Mitmachen 22. März 2023

Klima geht durch den Magen: 5 Tipps für eine nachhaltige Ernährung

Ernährst du dich nachhaltig, haben alle was davon – deine Gesundheit, dein Gewissen und unser Klima. unsplash / Grace O‘Driscoll

„Iss deinen Teller leer, sonst gibt’s morgen keinen Sonnenschein!“ – dieser pädagogisch fragwürdige und wissenschaftlich unseriöse Erziehungsspruch ist zu Recht aus der Mode gekommen. Tatsächlich stehen Ernährung und Klima in einem viel komplexeren und globaleren Zusammenhang, den wir dir im Folgenden überblicksartig erläutern. Und da wir statt erhobenen Zeigefingern lieber grüne Daumen und schnippelnde Hände sehen, haben wir fünf alltagstaugliche Tipps für eine nachhaltigere Ernährungsweise für dich zusammengestellt, bei denen der Genuss nicht auf der Strecke bleibt.

Was bedeutet eigentlich nachhaltige Ernährung?

Laut der Weltgesundheitsorganisation WHO ist eine Ernährungsweise nachhaltig, wenn sie „heutigen und zukünftigen Generationen weltweit ein gesundes Leben und [...] individuelles Wohlbefinden“ ermöglicht und dabei geringe Auswirkungen auf die Umwelt hat.

So weit, so weitreichend: Zum einen macht diese Definition die globale Tragweite deutlich, die unsere Nahrungsmittelherstellung und -versorgung heutzutage ausmacht.
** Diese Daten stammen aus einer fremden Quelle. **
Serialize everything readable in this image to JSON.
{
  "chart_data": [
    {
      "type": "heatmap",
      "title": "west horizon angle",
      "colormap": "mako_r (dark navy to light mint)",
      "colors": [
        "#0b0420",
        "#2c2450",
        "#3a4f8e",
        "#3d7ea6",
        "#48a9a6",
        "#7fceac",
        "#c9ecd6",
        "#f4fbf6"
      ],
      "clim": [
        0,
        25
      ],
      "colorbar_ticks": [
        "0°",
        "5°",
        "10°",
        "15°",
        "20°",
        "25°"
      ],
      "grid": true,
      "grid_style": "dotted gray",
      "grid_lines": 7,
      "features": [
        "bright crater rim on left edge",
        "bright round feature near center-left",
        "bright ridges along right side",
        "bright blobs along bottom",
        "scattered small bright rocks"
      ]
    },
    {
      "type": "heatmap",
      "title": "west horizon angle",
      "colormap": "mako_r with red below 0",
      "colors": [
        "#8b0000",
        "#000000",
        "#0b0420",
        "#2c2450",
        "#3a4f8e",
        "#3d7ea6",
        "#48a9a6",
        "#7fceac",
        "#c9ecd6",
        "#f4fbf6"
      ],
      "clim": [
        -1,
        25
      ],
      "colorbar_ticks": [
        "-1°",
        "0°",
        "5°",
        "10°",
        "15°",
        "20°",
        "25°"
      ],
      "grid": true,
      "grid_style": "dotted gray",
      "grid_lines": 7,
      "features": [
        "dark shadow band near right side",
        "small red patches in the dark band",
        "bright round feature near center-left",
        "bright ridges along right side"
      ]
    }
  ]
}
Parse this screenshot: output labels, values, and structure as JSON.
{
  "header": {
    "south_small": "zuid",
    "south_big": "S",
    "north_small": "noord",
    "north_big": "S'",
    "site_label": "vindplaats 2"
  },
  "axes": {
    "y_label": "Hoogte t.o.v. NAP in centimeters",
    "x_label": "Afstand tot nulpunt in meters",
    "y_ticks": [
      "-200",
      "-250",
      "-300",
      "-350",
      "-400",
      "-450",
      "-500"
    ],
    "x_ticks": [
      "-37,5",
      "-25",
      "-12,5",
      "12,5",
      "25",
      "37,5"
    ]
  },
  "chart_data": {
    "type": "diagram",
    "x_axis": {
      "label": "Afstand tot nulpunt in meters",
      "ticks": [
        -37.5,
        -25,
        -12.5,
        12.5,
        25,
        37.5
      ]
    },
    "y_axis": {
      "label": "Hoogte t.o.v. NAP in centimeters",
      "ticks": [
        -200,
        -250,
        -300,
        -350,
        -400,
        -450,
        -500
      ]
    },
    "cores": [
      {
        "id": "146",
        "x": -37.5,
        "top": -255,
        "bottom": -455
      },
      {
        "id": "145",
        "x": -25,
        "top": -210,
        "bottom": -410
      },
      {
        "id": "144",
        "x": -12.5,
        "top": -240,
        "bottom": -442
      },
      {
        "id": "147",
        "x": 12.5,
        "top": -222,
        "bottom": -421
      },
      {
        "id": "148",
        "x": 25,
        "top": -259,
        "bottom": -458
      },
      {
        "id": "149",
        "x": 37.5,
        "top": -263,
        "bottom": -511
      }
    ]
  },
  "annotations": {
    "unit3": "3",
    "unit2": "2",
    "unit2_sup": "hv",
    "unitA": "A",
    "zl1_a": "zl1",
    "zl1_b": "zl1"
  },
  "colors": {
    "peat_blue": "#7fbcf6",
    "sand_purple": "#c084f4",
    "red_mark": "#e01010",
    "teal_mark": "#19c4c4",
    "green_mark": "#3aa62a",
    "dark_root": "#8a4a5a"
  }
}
Die Nuss-Nougat-Creme mit Palmöl mag uns den Tag versüßen; nicht aber den Menschen im Produktionsland, wo der Anbau die Lebensgrundlage vieler Menschen zerstört – zum Beispiel durch Brandrodung.

Eine globale Herausforderung besteht darüber hinaus im ungleichen Zugang zu gesundheitsförderlichen und erschwinglichen Nahrungsmitteln. Das gilt nicht nur für Entwicklungsländer: Auch in den Industriegesellschaften kann sich nicht jede*r die fair produzierte Bio-Avocado leisten – industriell stark verarbeitete Lebensmittel sind oft die günstigere Alternative.
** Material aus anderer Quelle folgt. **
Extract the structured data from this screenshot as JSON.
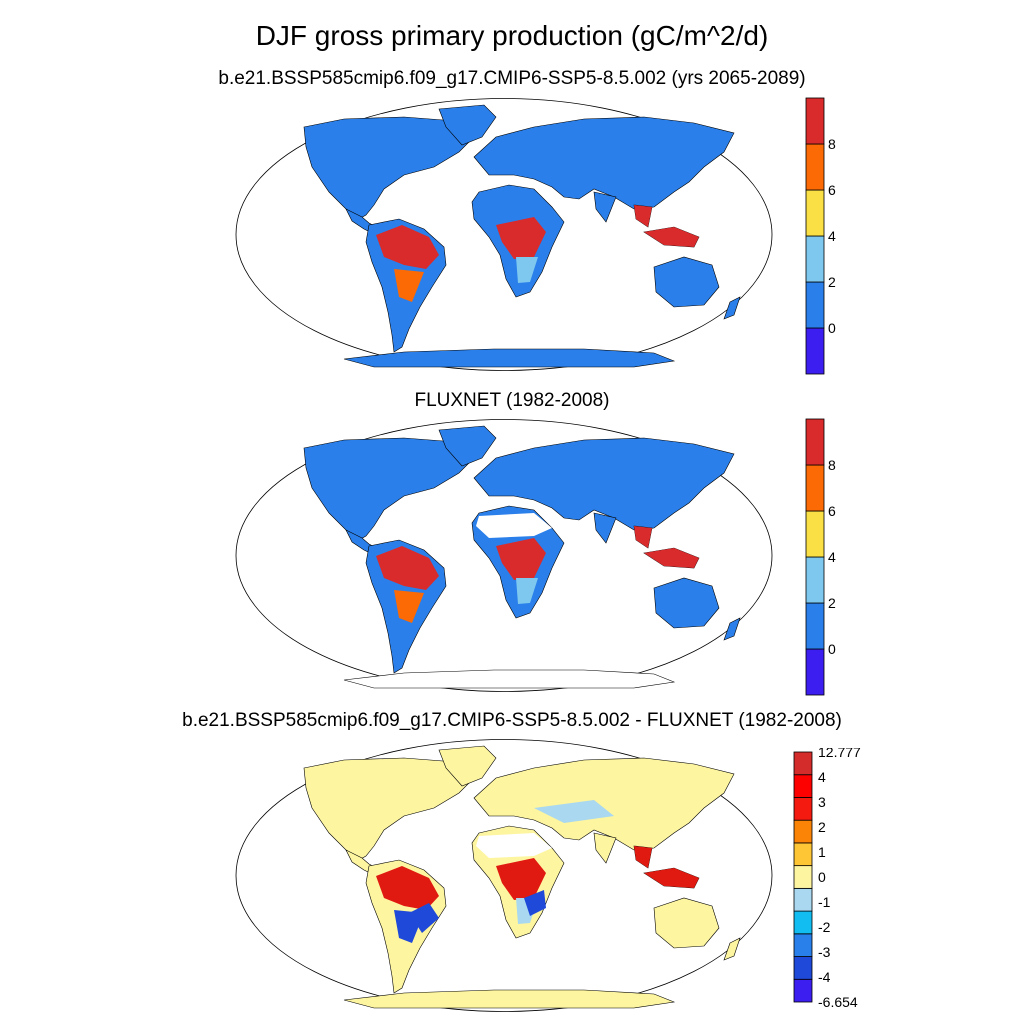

Darüber hinaus zielt die WHO-Definition einer nachhaltigen Ernährung auch auf den Zeithorizont. Kurz: Was wir heute essen, beeinflusst das Klima von morgen. Ein ungünstiger Klimawandel wiederum bedeutet ungünstige Bedingungen für die Nahrungsmittelproduktion der Zukunft. Da es sich bei Lebensmitteln zum großen Teil um nachwachsende Rohstoffe handelt, wird dieser natürliche Kreislauf so zum Teufelskreis. Der Blick in die Zukunft zeigt auch: Wir müssen uns jetzt um langfristige Lösungen und ihre Umsetzung kümmern, damit die schätzungsweise 10 Milliarden Menschen im Jahr 2050 allesamt die Chance haben, sich gesund und umweltfreundlich zu ernähren.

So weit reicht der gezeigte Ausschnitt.